I'll take it, if we can arrange delivery. Let's trade emails.twdb.twdb [at> gmail (dot} comThanks.== Michael
Whoa. Like you really thought I was fucking serious? I'm sorry, man, but not actually getting rid of the machine. Just frustrated--didn't mean to confuse you.Again, my apolgoies.
Oooh... this is embarrassing. What clues did I miss in that short paragraph? I was so convinced. Apologies accepted, of course; I didn't mean to be confused.
No, there actually weren't any overt clues, other than the fact that it's me who wrote it. I'm prone to hyperbole, sarcasm, and the occasional rant, along with terrible jokes, longstanding bouts of britishyness, and very long Sentences.I'm sorry for confusing you.
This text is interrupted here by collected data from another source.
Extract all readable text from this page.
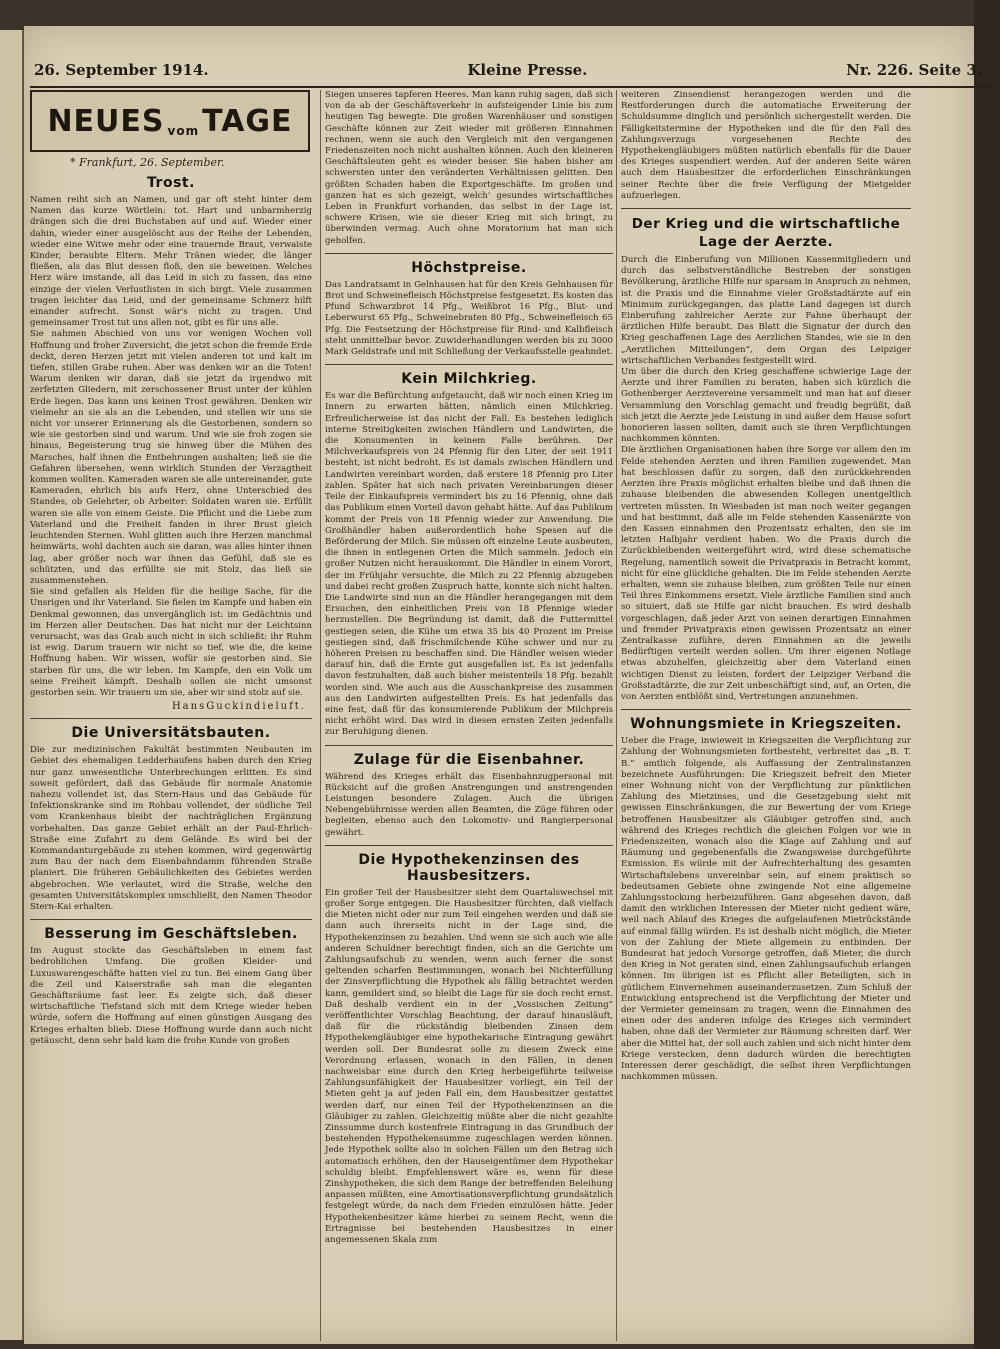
26. September 1914.	Kleine Presse.	Nr. 226. Seite 3.
NEUES vom TAGE
* Frankfurt, 26. September.
Trost.

Namen reiht sich an Namen, und gar oft steht hinter dem Namen das kurze Wörtlein: tot. Hart und unbarmherzig drängen sich die drei Buchstaben auf und auf. Wieder einer dahin, wieder einer ausgelöscht aus der Reihe der Lebenden, wieder eine Witwe mehr oder eine trauernde Braut, verwaiste Kinder, beraubte Eltern. Mehr Tränen wieder, die länger fließen, als das Blut dessen floß, den sie beweinen. Welches Herz wäre imstande, all das Leid in sich zu fassen, das eine einzige der vielen Verlustlisten in sich birgt. Viele zusammen tragen leichter das Leid, und der gemeinsame Schmerz hilft einander aufrecht. Sonst wär's nicht zu tragen. Und gemeinsamer Trost tut uns allen not, gibt es für uns alle.

Sie nahmen Abschied von uns vor wenigen Wochen voll Hoffnung und froher Zuversicht, die jetzt schon die fremde Erde deckt, deren Herzen jetzt mit vielen anderen tot und kalt im tiefen, stillen Grabe ruhen. Aber was denken wir an die Toten! Warum denken wir daran, daß sie jetzt da irgendwo mit zerfetzten Gliedern, mit zerschossener Brust unter der kühlen Erde liegen. Das kann uns keinen Trost gewähren. Denken wir vielmehr an sie als an die Lebenden, und stellen wir uns sie nicht vor unserer Erinnerung als die Gestorbenen, sondern so wie sie gestorben sind und warum. Und wie sie froh zogen sie hinaus, Begeisterung trug sie hinweg über die Mühen des Marsches, half ihnen die Entbehrungen aushalten; ließ sie die Gefahren übersehen, wenn wirklich Stunden der Verzagtheit kommen wollten. Kameraden waren sie alle untereinander, gute Kameraden, ehrlich bis aufs Herz, ohne Unterschied des Standes, ob Gelehrter, ob Arbeiter: Soldaten waren sie. Erfüllt waren sie alle von einem Geiste. Die Pflicht und die Liebe zum Vaterland und die Freiheit fanden in ihrer Brust gleich leuchtenden Sternen. Wohl glitten auch ihre Herzen manchmal heimwärts, wohl dachten auch sie daran, was alles hinter ihnen lag, aber größer noch war ihnen das Gefühl, daß sie es schützten, und das erfüllte sie mit Stolz, das ließ sie zusammenstehen.

Sie sind gefallen als Helden für die heilige Sache, für die Unsrigen und ihr Vaterland. Sie fielen im Kampfe und haben ein Denkmal gewonnen, das unvergänglich ist: im Gedächtnis und im Herzen aller Deutschen. Das hat nicht nur der Leichtsinn verursacht, was das Grab auch nicht in sich schließt: ihr Ruhm ist ewig. Darum trauern wir nicht so tief, wie die, die keine Hoffnung haben. Wir wissen, wofür sie gestorben sind. Sie starben für uns, die wir leben. Im Kampfe, den ein Volk um seine Freiheit kämpft. Deshalb sollen sie nicht umsonst gestorben sein. Wir trauern um sie, aber wir sind stolz auf sie.

HansGuckindieluft.

Die Universitätsbauten.

Die zur medizinischen Fakultät bestimmten Neubauten im Gebiet des ehemaligen Ledderhaufens haben durch den Krieg nur ganz unwesentliche Unterbrechungen erlitten. Es sind soweit gefördert, daß das Gebäude für normale Anatomie nahezu vollendet ist, das Stern-Haus und das Gebäude für Infektionskranke sind im Rohbau vollendet, der südliche Teil vom Krankenhaus bleibt der nachträglichen Ergänzung vorbehalten. Das ganze Gebiet erhält an der Paul-Ehrlich-Straße eine Zufahrt zu dem Gelände. Es wird bei der Kommandanturgebäude zu stehen kommen, wird gegenwärtig zum Bau der nach dem Eisenbahndamm führenden Straße planiert. Die früheren Gebäulichkeiten des Gebietes werden abgebrochen. Wie verlautet, wird die Straße, welche den gesamten Universitätskomplex umschließt, den Namen Theodor Stern-Kai erhalten.

Besserung im Geschäftsleben.

Im August stockte das Geschäftsleben in einem fast bedrohlichen Umfang. Die großen Kleider- und Luxuswarengeschäfte hatten viel zu tun. Bei einem Gang über die Zeil und Kaiserstraße sah man die eleganten Geschäftsräume fast leer. Es zeigte sich, daß dieser wirtschaftliche Tiefstand sich mit dem Kriege wieder heben würde, sofern die Hoffnung auf einen günstigen Ausgang des Krieges erhalten blieb. Diese Hoffnung wurde dann auch nicht getäuscht, denn sehr bald kam die frohe Kunde von großen

Siegen unseres tapferen Heeres. Man kann ruhig sagen, daß sich von da ab der Geschäftsverkehr in aufsteigender Linie bis zum heutigen Tag bewegte. Die großen Warenhäuser und sonstigen Geschäfte können zur Zeit wieder mit größeren Einnahmen rechnen, wenn sie auch den Vergleich mit den vergangenen Friedenszeiten noch nicht aushalten können. Auch den kleineren Geschäftsleuten geht es wieder besser. Sie haben bisher am schwersten unter den veränderten Verhältnissen gelitten. Den größten Schaden haben die Exportgeschäfte. Im großen und ganzen hat es sich gezeigt, welch' gesundes wirtschaftliches Leben in Frankfurt vorhanden, das selbst in der Lage ist, schwere Krisen, wie sie dieser Krieg mit sich bringt, zu überwinden vermag. Auch ohne Moratorium hat man sich geholfen.

Höchstpreise.

Das Landratsamt in Gelnhausen hat für den Kreis Gelnhausen für Brot und Schweinefleisch Höchstpreise festgesetzt. Es kosten das Pfund Schwarzbrot 14 Pfg., Weißbrot 16 Pfg., Blut- und Leberwurst 65 Pfg., Schweinebraten 80 Pfg., Schweinefleisch 65 Pfg. Die Festsetzung der Höchstpreise für Rind- und Kalbfleisch steht unmittelbar bevor. Zuwiderhandlungen werden bis zu 3000 Mark Geldstrafe und mit Schließung der Verkaufsstelle geahndet.

Kein Milchkrieg.

Es war die Befürchtung aufgetaucht, daß wir noch einen Krieg im Innern zu erwarten hätten, nämlich einen Milchkrieg. Erfreulicherweise ist das nicht der Fall. Es bestehen lediglich interne Streitigkeiten zwischen Händlern und Landwirten, die die Konsumenten in keinem Falle berühren. Der Milchverkaufspreis von 24 Pfennig für den Liter, der seit 1911 besteht, ist nicht bedroht. Es ist damals zwischen Händlern und Landwirten vereinbart worden, daß erstere 18 Pfennig pro Liter zahlen. Später hat sich nach privaten Vereinbarungen dieser Teile der Einkaufspreis vermindert bis zu 16 Pfennig, ohne daß das Publikum einen Vorteil davon gehabt hätte. Auf das Publikum kommt der Preis von 18 Pfennig wieder zur Anwendung. Die Großhändler haben außerordentlich hohe Spesen auf die Beförderung der Milch. Sie müssen oft einzelne Leute ausbeuten, die ihnen in entlegenen Orten die Milch sammeln. Jedoch ein großer Nutzen nicht herauskommt. Die Händler in einem Vorort, der im Frühjahr versuchte, die Milch zu 22 Pfennig abzugeben und dabei recht großen Zuspruch hatte, konnte sich nicht halten. Die Landwirte sind nun an die Händler herangegangen mit dem Ersuchen, den einheitlichen Preis von 18 Pfennige wieder herzustellen. Die Begründung ist damit, daß die Futtermittel gestiegen seien, die Kühe um etwa 35 bis 40 Prozent im Preise gestiegen sind, daß frischmilchende Kühe schwer und nur zu höheren Preisen zu beschaffen sind. Die Händler weisen wieder darauf hin, daß die Ernte gut ausgefallen ist. Es ist jedenfalls davon festzuhalten, daß auch bisher meistenteils 18 Pfg. bezahlt worden sind. Wie auch aus die Ausschankpreise des zusammen aus den Landwirten aufgestellten Preis. Es hat jedenfalls das eine fest, daß für das konsumierende Publikum der Milchpreis nicht erhöht wird. Das wird in diesen ernsten Zeiten jedenfalls zur Beruhigung dienen.

Zulage für die Eisenbahner.

Während des Krieges erhält das Eisenbahnzugpersonal mit Rücksicht auf die großen Anstrengungen und anstrengenden Leistungen besondere Zulagen. Auch die übrigen Nebengebührnisse werden allen Beamten, die Züge führen oder begleiten, ebenso auch den Lokomotiv- und Rangierpersonal gewährt.

Die Hypothekenzinsen des Hausbesitzers.

Ein großer Teil der Hausbesitzer sieht dem Quartalswechsel mit großer Sorge entgegen. Die Hausbesitzer fürchten, daß vielfach die Mieten nicht oder nur zum Teil eingehen werden und daß sie dann auch ihrerseits nicht in der Lage sind, die Hypothekenzinsen zu bezahlen. Und wenn sie sich auch wie alle anderen Schuldner berechtigt finden, sich an die Gerichte um Zahlungsaufschub zu wenden, wenn auch ferner die sonst geltenden scharfen Bestimmungen, wonach bei Nichterfüllung der Zinsverpflichtung die Hypothek als fällig betrachtet werden kann, gemildert sind, so bleibt die Lage für sie doch recht ernst. Daß deshalb verdient ein in der „Vossischen Zeitung“ veröffentlichter Vorschlag Beachtung, der darauf hinausläuft, daß für die rückständig bleibenden Zinsen dem Hypothekengläubiger eine hypothekarische Eintragung gewährt werden soll. Der Bundesrat solle zu diesem Zweck eine Verordnung erlassen, wonach in den Fällen, in denen nachweisbar eine durch den Krieg herbeigeführte teilweise Zahlungsunfähigkeit der Hausbesitzer vorliegt, ein Teil der Mieten geht ja auf jeden Fall ein, dem Hausbesitzer gestattet werden darf, nur einen Teil der Hypothekenzinsen an die Gläubiger zu zahlen. Gleichzeitig müßte aber die nicht gezahlte Zinssumme durch kostenfreie Eintragung in das Grundbuch der bestehenden Hypothekensumme zugeschlagen werden können. Jede Hypothek sollte also in solchen Fällen um den Betrag sich automatisch erhöhen, den der Hauseigentümer dem Hypothekar schuldig bleibt. Empfehlenswert wäre es, wenn für diese Zinshypotheken, die sich dem Range der betreffenden Beleihung anpassen müßten, eine Amortisationsverpflichtung grundsätzlich festgelegt würde, da nach dem Frieden einzulösen hätte. Jeder Hypothekenbesitzer käme hierbei zu seinem Recht, wenn die Ertragnisse bei bestehenden Hausbesitzes in einer angemessenen Skala zum

weiteren Zinsendienst herangezogen werden und die Restforderungen durch die automatische Erweiterung der Schuldsumme dinglich und persönlich sichergestellt werden. Die Fälligkeitstermine der Hypotheken und die für den Fall des Zahlungsverzugs vorgesehenen Rechte des Hypothekengläubigers müßten natürlich ebenfalls für die Dauer des Krieges suspendiert werden. Auf der anderen Seite wären auch dem Hausbesitzer die erforderlichen Einschränkungen seiner Rechte über die freie Verfügung der Mietgelder aufzuerlegen.

Der Krieg und die wirtschaftliche Lage der Aerzte.

Durch die Einberufung von Millionen Kassenmitgliedern und durch das selbstverständliche Bestreben der sonstigen Bevölkerung, ärztliche Hilfe nur sparsam in Anspruch zu nehmen, ist die Praxis und die Einnahme vieler Großstadtärzte auf ein Minimum zurückgegangen, das platte Land dagegen ist durch Einberufung zahlreicher Aerzte zur Fahne überhaupt der ärztlichen Hilfe beraubt. Das Blatt die Signatur der durch den Krieg geschaffenen Lage des Aerzlichen Standes, wie sie in den „Aerztlichen Mitteilungen“, dem Organ des Leipziger wirtschaftlichen Verbandes festgestellt wird.

Um über die durch den Krieg geschaffene schwierige Lage der Aerzte und ihrer Familien zu beraten, haben sich kürzlich die Gothenberger Aerztevereine versammelt und man hat auf dieser Versammlung den Vorschlag gemacht und freudig begrüßt, daß sich jetzt die Aerzte jede Leistung in und außer dem Hause sofort honorieren lassen sollten, damit auch sie ihren Verpflichtungen nachkommen könnten.

Die ärztlichen Organisationen haben ihre Sorge vor allem den im Felde stehenden Aerzten und ihren Familien zugewendet. Man hat beschlossen dafür zu sorgen, daß den zurückkehrenden Aerzten ihre Praxis möglichst erhalten bleibe und daß ihnen die zuhause bleibenden die abwesenden Kollegen unentgeltlich vertreten müssten. In Wiesbaden ist man noch weiter gegangen und hat bestimmt, daß alle im Felde stehenden Kassenärzte von den Kassen einnahmen den Prozentsatz erhalten, den sie im letzten Halbjahr verdient haben. Wo die Praxis durch die Zurückbleibenden weitergeführt wird, wird diese schematische Regelung, namentlich soweit die Privatpraxis in Betracht kommt, nicht für eine glückliche gehalten. Die im Felde stehenden Aerzte erhalten, wenn sie zuhause bleiben, zum größten Teile nur einen Teil ihres Einkommens ersetzt. Viele ärztliche Familien sind auch so situiert, daß sie Hilfe gar nicht brauchen. Es wird deshalb vorgeschlagen, daß jeder Arzt von seinen derartigen Einnahmen und fremder Privatpraxis einen gewissen Prozentsatz an einer Zentralkasse zuführe, deren Einnahmen an die jeweils Bedürftigen verteilt werden sollen. Um ihrer eigenen Notlage etwas abzuhelfen, gleichzeitig aber dem Vaterland einen wichtigen Dienst zu leisten, fordert der Leipziger Verband die Großstadtärzte, die zur Zeit unbeschäftigt sind, auf, an Orten, die von Aerzten entblößt sind, Vertretungen anzunehmen.

Wohnungsmiete in Kriegszeiten.

Ueber die Frage, inwieweit in Kriegszeiten die Verpflichtung zur Zahlung der Wohnungsmieten fortbesteht, verbreitet das „B. T. B.“ amtlich folgende, als Auffassung der Zentralinstanzen bezeichnete Ausführungen: Die Kriegszeit befreit den Mieter einer Wohnung nicht von der Verpflichtung zur pünktlichen Zahlung des Mietzinses, und die Gesetzgebung sieht mit gewissen Einschränkungen, die zur Bewertung der vom Kriege betroffenen Hausbesitzer als Gläubiger getroffen sind, auch während des Krieges rechtlich die gleichen Folgen vor wie in Friedenszeiten, wonach also die Klage auf Zahlung und auf Räumung und gegebenenfalls die Zwangsweise durchgeführte Exmission. Es würde mit der Aufrechterhaltung des gesamten Wirtschaftslebens unvereinbar sein, auf einem praktisch so bedeutsamen Gebiete ohne zwingende Not eine allgemeine Zahlungsstockung herbeizuführen. Ganz abgesehen davon, daß damit den wirklichen Interessen der Mieter nicht gedient wäre, weil nach Ablauf des Krieges die aufgelaufenen Mietrückstände auf einmal fällig würden. Es ist deshalb nicht möglich, die Mieter von der Zahlung der Miete allgemein zu entbinden. Der Bundesrat hat jedoch Vorsorge getroffen, daß Mieter, die durch den Krieg in Not geraten sind, einen Zahlungsaufschub erlangen können. Im übrigen ist es Pflicht aller Beteiligten, sich in gütlichem Einvernehmen auseinanderzusetzen. Zum Schluß der Entwicklung entsprechend ist die Verpflichtung der Mieter und der Vermieter gemeinsam zu tragen, wenn die Einnahmen des einen oder des anderen infolge des Krieges sich vermindert haben, ohne daß der Vermieter zur Räumung schreiten darf. Wer aber die Mittel hat, der soll auch zahlen und sich nicht hinter dem Kriege verstecken, denn dadurch würden die berechtigten Interessen derer geschädigt, die selbst ihren Verpflichtungen nachkommen müssen.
There are four rubber washers that the mechanism rests on within the body shell. You can see them from the underside. With age they deteriorate, allowing the mechanism to sink to the point that the bottom of the carriage, or bits that stick out from the bottom, like the margin sets, begin to hit the body. You can probably see fresh scratches on the body at that point. A trip to the hardware store can get you the parts to set things right.
Nyah, we're beyond this. I did the bushing repair when I first got the machine... And then it was great until I decided to write nearly 7K on it in a day. And then a day later it got taken apart--the night I posted this, or at least partially taken apart. The saw tooth escapement rail came off, the shell came off, the carriage rails got messed with, the drawband came unhooked, the bakspace linkage broke again... Yeah. It's been interesting.